Ia mengatakan, pengembangan KKMP di Kota Cirebon masih menghadapi kendala keterbatasan lahan, karena pembangunan gerai koperasi membutuhkan area cukup luas sesuai ketentuan program nasional tersebut.

Menurut dia, kebutuhan lahan untuk pembangunan gerai mencapai sekitar 1.000 meter persegi, sehingga cukup sulit dipenuhi di wilayah perkotaan seperti Kota Cirebon.

“Memang lahan di Kota Cirebon ini susah untuk mendapatkan lahan seluas 1.000 meter persegi,” ujarnya.

Meski begitu, Elmi menuturkan pemerintah daerah berkomitmen menyiapkan langkah pengembangan usaha dengan mendorong pemasaran produk UMKM melalui gerai KKMP.

Ia mengatakan, produk-produk UMKM lokal nantinya akan dipasarkan di koperasi tersebut, guna memperkuat aktivitas ekonomi masyarakat di tingkat kelurahan.

Selain itu, kata dia, pemerintah pusat melalui Kementerian Kelautan dan Perikanan (KKP) menyiapkan dukungan pengembangan usaha bagi koperasi yang telah berdiri.

Ia menyebut, dukungan tersebut salah satunya, berupa bantuan kolam bioflok untuk mendukung aktivitas usaha koperasi di sektor perikanan.

“Kalau memang sudah bisa berdiri, KKP juga mendukung dengan bantuan kolam bioflok 24 kolam, itu bisa untuk menghidupi koperasinya,” katanya.

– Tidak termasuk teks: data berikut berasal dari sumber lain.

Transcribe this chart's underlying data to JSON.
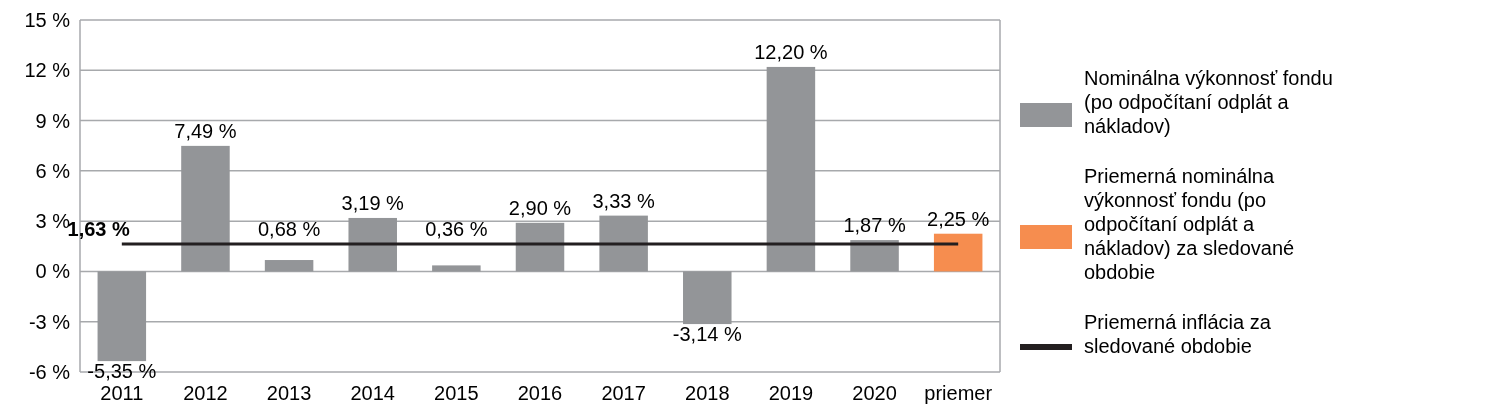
{
  "chart_data": {
    "type": "bar",
    "categories": [
      "2011",
      "2012",
      "2013",
      "2014",
      "2015",
      "2016",
      "2017",
      "2018",
      "2019",
      "2020",
      "priemer"
    ],
    "series": [
      {
        "name": "Nominálna výkonnosť fondu (po odpočítaní odplát a nákladov)",
        "color": "#939598",
        "values": [
          -5.35,
          7.49,
          0.68,
          3.19,
          0.36,
          2.9,
          3.33,
          -3.14,
          12.2,
          1.87,
          null
        ],
        "value_labels": [
          "-5,35 %",
          "7,49 %",
          "0,68 %",
          "3,19 %",
          "0,36 %",
          "2,90 %",
          "3,33 %",
          "-3,14 %",
          "12,20 %",
          "1,87 %",
          null
        ]
      },
      {
        "name": "Priemerná nominálna výkonnosť fondu (po odpočítaní odplát a nákladov) za sledované obdobie",
        "color": "#f68d4f",
        "values": [
          null,
          null,
          null,
          null,
          null,
          null,
          null,
          null,
          null,
          null,
          2.25
        ],
        "value_labels": [
          null,
          null,
          null,
          null,
          null,
          null,
          null,
          null,
          null,
          null,
          "2,25 %"
        ]
      },
      {
        "name": "Priemerná inflácia za sledované obdobie",
        "type": "line",
        "color": "#231f20",
        "values": [
          1.63,
          1.63,
          1.63,
          1.63,
          1.63,
          1.63,
          1.63,
          1.63,
          1.63,
          1.63,
          1.63
        ]
      }
    ],
    "annotations": [
      {
        "text": "1,63 %",
        "x": "2011",
        "y": 1.63
      }
    ],
    "ylim": [
      -6,
      15
    ],
    "yticks": [
      {
        "value": -6,
        "label": "-6 %"
      },
      {
        "value": -3,
        "label": "-3 %"
      },
      {
        "value": 0,
        "label": "0 %"
      },
      {
        "value": 3,
        "label": "3 %"
      },
      {
        "value": 6,
        "label": "6 %"
      },
      {
        "value": 9,
        "label": "9 %"
      },
      {
        "value": 12,
        "label": "12 %"
      },
      {
        "value": 15,
        "label": "15 %"
      }
    ],
    "grid": "y",
    "legend": "right"
  }
}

Sementara itu, Ketua Dewan Koperasi Daerah (Dekopinda) Kota Cirebon Dedi Fachrudin mengatakan, sebanyak 16 dari 22 KKMP di Kota Cirebon sudah mulai menjalankan unit usaha sesuai potensi wilayah masing-masing.

Ia menjelaskan, tiga KKMP yang sudah membangun gerai berada di Kelurahan Larangan, Kecapi, dan Kesenden, sedangkan koperasi lainnya masih memanfaatkan tempat yang tersedia sambil menunggu kesiapan lahan permanen.

“Yang sudah membangun gerai baru tiga. Sisanya masih memanfaatkan tempat yang ada sambil berjalan,” ujar Dedi.